Teaching old cows new tricks
Automatic milking is an
exciting technological innovation facing the dairy industry in New
Zealand, with the potential to affect farming lifestyles and boost
productivity.
This technology is quite well-established in Europe, where it's fairly
straightforward to train cows to move from an indoors feedlot to a
robotic milking system. However, in New Zealand, with its pasture-based
farming systems, things are not quite so simple. Tania Blackmore,
whose PhD research is examining how best to help cows find their way to
the milking robot, comments that "It's not so easy to ensure that
individual animals flow smoothly from the paddock to the shed and back
to fresh pasture." Automatic milking requires cows to find their
own way to the milking shed, without being driven by humans and often
on their own, without herd-mates to follow. This means they are faced
with learning how to do this, as well as a range of new behaviours
distinctly separate from conventional milking.
This cow is wearing
a transponder (blue box) on its left foreleg, so that its movements
through the automatic milking system can be tracked by computer.
With existing research indicating that cows can perceive the colour yellow, a Waikato University research project
looked at whether cows could learn to approach a yellow stimulus
("sign" as a visual cue to the correct path that they should follow.
Firstly, cows learned to distinguish between yellow and grey signs,
learning to approach only the yellow stimulus. Why? Because it
was associated with a food reward (an example of operant conditioning).
A cow learns to associate the yellow sign with a food reward.
Cows then successfully
learned to follow the yellow sign when it was randomly located in
simple mazes. Finally, cows used the yellow sign to learn the correct
path in a series of more complex mazes, involving multiple turns and
the sort of one-way gates that the animals would have to push through
on an automated farm. What's more, once they'd learned the visual cue,
the cows were able to generalise that learning to a quite different
maze layout.
A cow uses yellow signs to help her to navigate through a maze.

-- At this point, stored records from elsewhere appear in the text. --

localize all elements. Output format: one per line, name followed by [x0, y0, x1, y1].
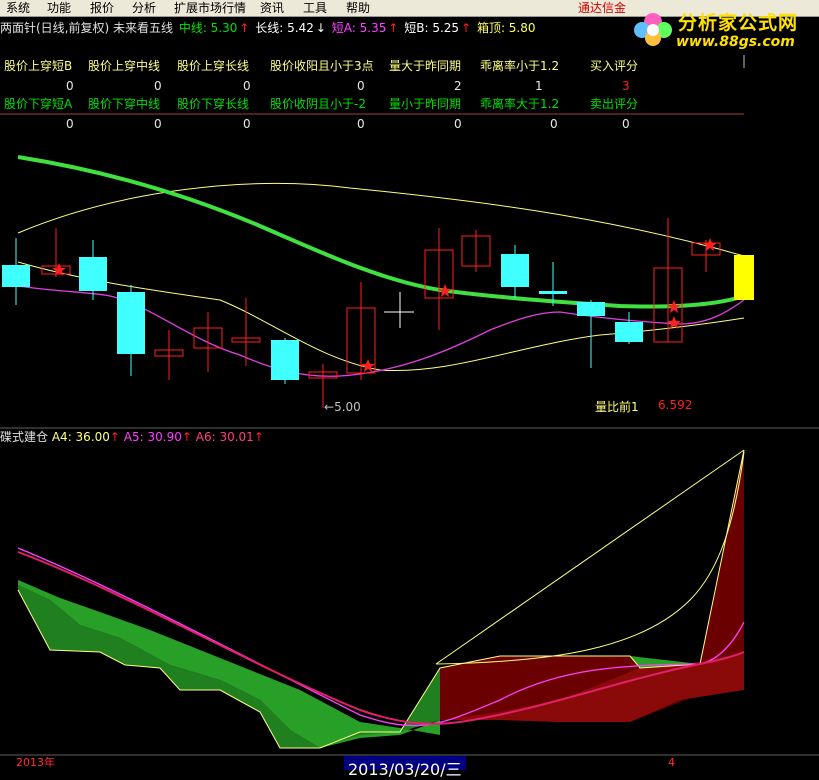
- trend-line: [435, 449, 745, 665]
- xaxis-year: 2013年: [16, 756, 55, 769]
- long-line: [17, 183, 745, 257]
- up-arrow-icon: ↑: [109, 430, 120, 444]
- crosshair-cursor-icon: [384, 292, 414, 328]
- green-band: [18, 580, 440, 748]
- a5-label: A5: 30.90: [123, 430, 182, 444]
- up-arrow-icon: ↑: [253, 430, 264, 444]
- volume-ratio-label: 量比前1: [595, 400, 639, 414]
- cursor-date: 2013/03/20/三: [344, 756, 466, 779]
- up-arrow-icon: ↑: [181, 430, 192, 444]
- chart-canvas[interactable]: [0, 0, 819, 770]
- candlesticks: [2, 218, 754, 408]
- low-price-label: 5.00: [334, 400, 361, 414]
- low-price-marker: ←5.00: [324, 400, 361, 414]
- xaxis-month-mark: 4: [668, 756, 675, 769]
- mid-line: [17, 155, 745, 309]
- indicator-legend: 碟式建仓 A4: 36.00↑ A5: 30.90↑ A6: 30.01↑: [0, 429, 264, 445]
- a4-label: A4: 36.00: [51, 430, 110, 444]
- a6-label: A6: 30.01: [195, 430, 254, 444]
- indicator-name: 碟式建仓: [0, 430, 49, 444]
- volume-ratio-value: 6.592: [658, 398, 693, 412]
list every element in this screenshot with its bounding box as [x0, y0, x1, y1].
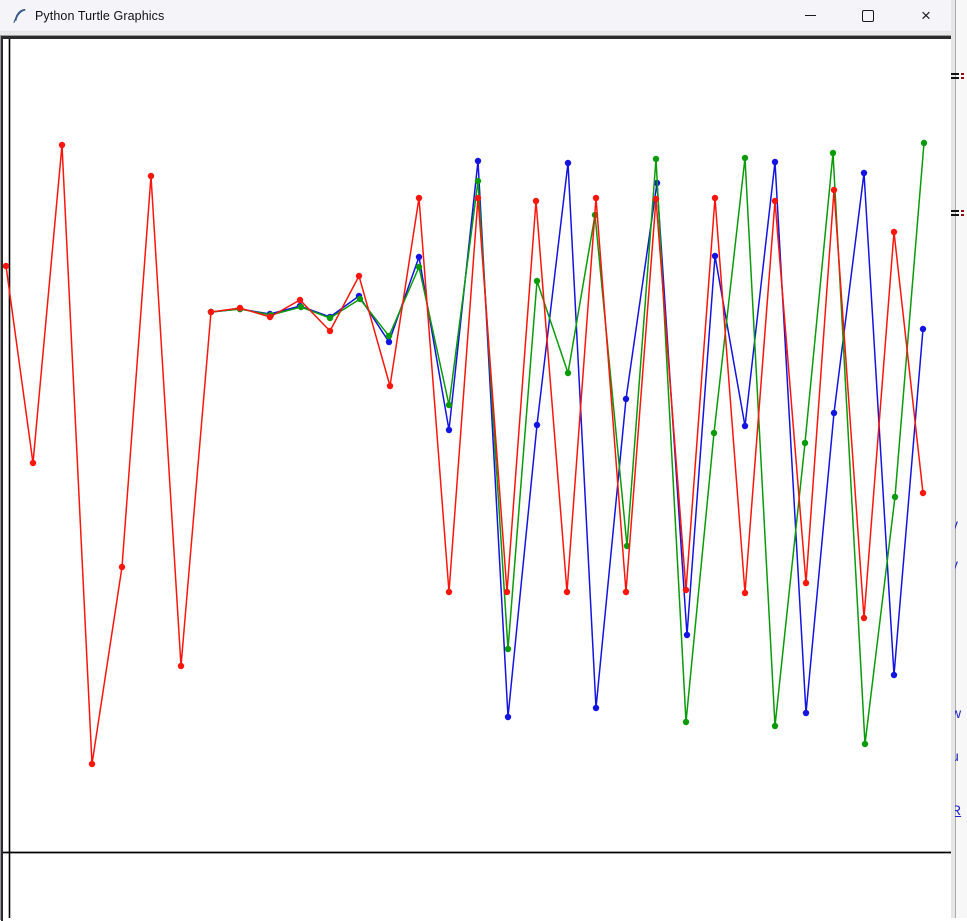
- series-red-dot: [416, 195, 422, 201]
- series-green-dot: [416, 264, 422, 270]
- series-blue-dot: [742, 423, 748, 429]
- series-blue-dot: [772, 159, 778, 165]
- series-blue-dot: [684, 632, 690, 638]
- series-green-dot: [921, 140, 927, 146]
- series-green-dot: [802, 440, 808, 446]
- series-red-dot: [772, 198, 778, 204]
- occluded-window-sliver: v y w u R: [951, 0, 967, 918]
- series-green-dot: [892, 494, 898, 500]
- series-red-dot: [475, 195, 481, 201]
- series-red-dot: [119, 564, 125, 570]
- series-blue-dot: [505, 714, 511, 720]
- series-green-dot: [683, 719, 689, 725]
- series-green-dot: [386, 333, 392, 339]
- series-green-dot: [830, 150, 836, 156]
- series-blue-dot: [416, 254, 422, 260]
- series-green-dot: [534, 278, 540, 284]
- clipped-text-fragment: y: [955, 556, 967, 574]
- series-red-dot: [742, 590, 748, 596]
- maximize-button[interactable]: [845, 0, 891, 31]
- series-blue-dot: [565, 160, 571, 166]
- minimize-icon: [805, 15, 816, 17]
- series-red-dot: [593, 195, 599, 201]
- series-blue-dot: [593, 705, 599, 711]
- close-icon: ×: [921, 7, 931, 24]
- turtle-canvas[interactable]: [1, 36, 953, 921]
- series-blue-dot: [386, 339, 392, 345]
- series-blue-dot: [623, 396, 629, 402]
- series-green-dot: [357, 296, 363, 302]
- window-controls: ×: [787, 0, 950, 31]
- series-blue-dot: [891, 672, 897, 678]
- series-red-dot: [297, 297, 303, 303]
- series-blue-dot: [712, 253, 718, 259]
- series-blue-dot: [475, 158, 481, 164]
- series-green-dot: [446, 402, 452, 408]
- series-red-dot: [533, 198, 539, 204]
- series-red-dot: [446, 589, 452, 595]
- titlebar[interactable]: Python Turtle Graphics ×: [0, 0, 951, 32]
- series-red-dot: [683, 587, 689, 593]
- series-red-dot: [387, 383, 393, 389]
- series-red-dot: [237, 305, 243, 311]
- series-red-dot: [803, 580, 809, 586]
- close-button[interactable]: ×: [903, 0, 949, 31]
- series-blue-dot: [803, 710, 809, 716]
- series-blue-dot: [831, 410, 837, 416]
- series-red-dot: [891, 229, 897, 235]
- series-red-dot: [920, 490, 926, 496]
- maximize-icon: [862, 10, 874, 22]
- clipped-text-mark: [951, 73, 967, 83]
- window-title: Python Turtle Graphics: [35, 9, 164, 23]
- series-green-dot: [475, 178, 481, 184]
- series-red-dot: [504, 589, 510, 595]
- minimize-button[interactable]: [787, 0, 833, 31]
- series-green-dot: [505, 646, 511, 652]
- clipped-text-fragment: v: [955, 516, 967, 534]
- series-green-dot: [862, 741, 868, 747]
- series-green-dot: [742, 155, 748, 161]
- series-green-dot: [772, 723, 778, 729]
- series-green-dot: [711, 430, 717, 436]
- series-blue-dot: [920, 326, 926, 332]
- series-red-dot: [831, 187, 837, 193]
- series-green-dot: [327, 315, 333, 321]
- series-green-dot: [653, 156, 659, 162]
- series-red-dot: [327, 328, 333, 334]
- series-green-dot: [565, 370, 571, 376]
- series-red-dot: [267, 314, 273, 320]
- clipped-text-fragment: R: [955, 802, 967, 820]
- python-feather-icon: [11, 8, 27, 24]
- series-red-dot: [59, 142, 65, 148]
- series-red-dot: [861, 615, 867, 621]
- series-green-line: [211, 143, 924, 744]
- clipped-text-fragment: u: [955, 748, 967, 766]
- series-red-line: [6, 145, 923, 764]
- series-blue-dot: [861, 170, 867, 176]
- series-red-dot: [178, 663, 184, 669]
- series-red-dot: [653, 196, 659, 202]
- series-red-dot: [623, 589, 629, 595]
- clipped-text-mark: [951, 210, 967, 220]
- series-red-dot: [356, 273, 362, 279]
- chaos-plot: [3, 39, 951, 918]
- series-red-dot: [564, 589, 570, 595]
- turtle-graphics-window: Python Turtle Graphics ×: [0, 0, 951, 918]
- series-red-dot: [30, 460, 36, 466]
- series-red-dot: [148, 173, 154, 179]
- series-blue-dot: [446, 427, 452, 433]
- series-blue-dot: [534, 422, 540, 428]
- series-red-dot: [3, 263, 9, 269]
- series-green-dot: [298, 304, 304, 310]
- series-red-dot: [208, 309, 214, 315]
- series-red-dot: [712, 195, 718, 201]
- series-red-dot: [89, 761, 95, 767]
- clipped-text-fragment: w: [955, 705, 967, 723]
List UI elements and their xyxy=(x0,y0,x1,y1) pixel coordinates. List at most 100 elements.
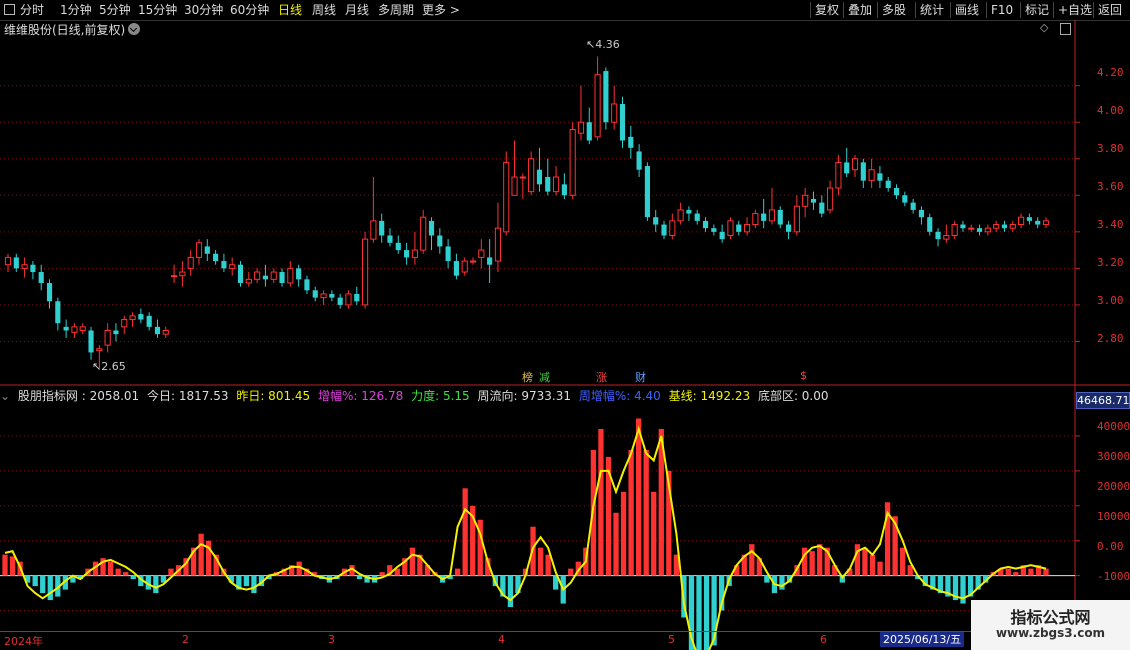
signal-line xyxy=(4,425,1047,650)
indicator-axis-tick: -10000 xyxy=(1097,570,1130,583)
indicator-axis-tick: 30000 xyxy=(1097,450,1130,463)
panel-toggle-icon[interactable] xyxy=(1060,23,1071,35)
indicator-bar xyxy=(900,547,906,576)
tab-fenshi[interactable]: 分时 xyxy=(20,2,44,18)
indicator-bar xyxy=(794,565,800,576)
watermark-title: 指标公式网 xyxy=(1010,608,1091,627)
candle-body xyxy=(428,220,435,236)
indicator-bar xyxy=(990,572,996,576)
indicator-bar xyxy=(590,449,597,576)
indicator-bar xyxy=(553,575,559,590)
date-axis-label: 2024年 xyxy=(4,635,43,648)
indicator-bar xyxy=(537,547,544,576)
event-tag-dollar[interactable]: $ xyxy=(800,369,807,382)
candle-body xyxy=(254,271,261,280)
candle-body xyxy=(893,187,900,196)
candle-body xyxy=(71,326,78,333)
tab-60min[interactable]: 60分钟 xyxy=(230,2,269,18)
add-watchlist-button[interactable]: +自选 xyxy=(1053,2,1096,18)
candle-body xyxy=(478,249,485,258)
overlay-button[interactable]: 叠加 xyxy=(843,2,876,18)
tab-weekly[interactable]: 周线 xyxy=(312,2,336,18)
chevron-down-icon[interactable]: ⌄ xyxy=(0,389,10,403)
indicator-bar xyxy=(349,565,355,576)
draw-line-button[interactable]: 画线 xyxy=(950,2,983,18)
indicator-bar xyxy=(266,575,272,580)
indicator-bar xyxy=(568,568,574,576)
stats-button[interactable]: 统计 xyxy=(915,2,948,18)
event-tag-zhang[interactable]: 涨 xyxy=(596,369,607,385)
f10-button[interactable]: F10 xyxy=(986,2,1017,18)
indicator-bar xyxy=(854,544,861,576)
candle-body xyxy=(287,267,294,284)
candle-body xyxy=(296,268,302,280)
indicator-bar xyxy=(432,572,438,576)
back-button[interactable]: 返回 xyxy=(1093,2,1126,18)
indicator-axis-tick: 40000 xyxy=(1097,420,1130,433)
candle-body xyxy=(786,224,792,232)
indicator-bar xyxy=(658,428,664,576)
tab-15min[interactable]: 15分钟 xyxy=(138,2,177,18)
indicator-bar xyxy=(605,456,612,576)
event-tag-cai[interactable]: 财 xyxy=(635,369,646,385)
indicator-bar xyxy=(809,551,815,576)
indicator-bar xyxy=(1013,572,1019,576)
candle-body xyxy=(279,272,285,283)
candle-body xyxy=(312,290,318,298)
candle-body xyxy=(694,213,700,221)
chevron-down-icon[interactable] xyxy=(128,23,140,35)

The researchers found that
the yellow signs could indeed be used as a visual cue, and that cows
could successfully solve mazes when yellow signs were provided - but
had difficulty with this task when the signs were removed. The training
was successful, showing the potential for cows to learn to follow signs
that would make it easier for them to find their way to the milking
shed.
Interestingly, while heifers learned faster, older cows remembered what
they'd learned for longer. So you can teach old cows new tricks. But
this project involved intensive training - up to 30 days for each cow,
with 50 trials a day. This really would be impractical on a working
farm. But there are ways to apply this knowledge. Tania suggests that
one option would be to put signs on gates that can be opened: once cows
have gone through them a few times they would learn that it's not
possible to push through gates that don't have signs on them.